Eventually, Goldberg hopes that gaining knowledge about PSM-alpha-3 and its related proteins will help scientists figure out how to fight dangerous staph infections. In nature, and in their interactions with humans, Staphylococcus aureus bacteria can form a kind of slimy, stubborn layer called a biofilm. Staph biofilms are a particular problem in hospitals; they can grow on the surfaces of medical devices such as catheters or pacemakers and may be resistant to antibiotics.

Research by other scientists has shown that the PSM-alpha-3 protein acts as a scaffold for the biofilm. In other words, it’s a kind of construction material for staph bacteria that are moving into a new setting (or patient) and trying to build themselves a sturdy home.
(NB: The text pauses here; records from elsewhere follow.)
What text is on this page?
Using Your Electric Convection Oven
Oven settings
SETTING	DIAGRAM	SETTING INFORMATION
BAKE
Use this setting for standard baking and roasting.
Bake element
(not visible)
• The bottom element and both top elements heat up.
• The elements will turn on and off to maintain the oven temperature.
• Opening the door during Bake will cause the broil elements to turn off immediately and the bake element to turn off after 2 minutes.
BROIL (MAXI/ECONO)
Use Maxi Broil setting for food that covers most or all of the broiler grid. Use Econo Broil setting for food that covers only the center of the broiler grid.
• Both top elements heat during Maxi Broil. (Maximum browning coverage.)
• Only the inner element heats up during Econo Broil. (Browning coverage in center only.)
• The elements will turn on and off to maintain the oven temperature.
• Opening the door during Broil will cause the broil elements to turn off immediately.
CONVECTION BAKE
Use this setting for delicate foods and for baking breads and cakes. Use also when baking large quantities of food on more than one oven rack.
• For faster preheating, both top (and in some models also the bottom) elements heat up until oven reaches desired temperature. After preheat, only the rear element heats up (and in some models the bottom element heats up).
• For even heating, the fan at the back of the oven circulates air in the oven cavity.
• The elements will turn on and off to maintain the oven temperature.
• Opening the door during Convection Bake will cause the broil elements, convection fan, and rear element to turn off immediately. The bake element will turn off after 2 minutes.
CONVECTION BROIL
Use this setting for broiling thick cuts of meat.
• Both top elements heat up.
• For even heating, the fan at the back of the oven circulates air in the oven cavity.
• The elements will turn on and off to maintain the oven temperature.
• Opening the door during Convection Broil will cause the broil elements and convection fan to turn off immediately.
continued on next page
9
“The more we understand about how PSM-alpha-3 aggregates and binds together, the more we can start using this knowledge to think about ways to disrupt this in a clinical setting,” Goldberg says.

Biofilms aren’t the only sticky protein aggregations that pose a problem for humans. Clumps of protein in the brain are associated with Alzheimer’s disease and Parkinson’s disease. Goldberg studied the proteins linked to these neurodegenerative illnesses in graduate school.

Today, he’s focusing on other topics in brain science. He’s especially interested in the mysterious role that zinc plays in the brain.

Zinc ions are most common in the hippocampus, Goldberg says — a part of the brain involved in memory and learning — as well as in brain regions involved in our senses of hearing and smell. Zinc seems to have a role in how our brains process sound, and Goldberg is working with collaborators to learn more about what that role is.

In general, what excites Goldberg is talking with various kinds of scientists — biophysicists, neuroscientists — about compelling, unanswered questions in their fields. Then he thinks about how to build molecular tools in his lab, such as artificial staph proteins, to help investigate those topics.

“We have a number of different projects looking at big questions in biology, big questions in neuroscience,” Goldberg says. If answering those big questions requires a tiny, molecular-scale tool kit, he’s in.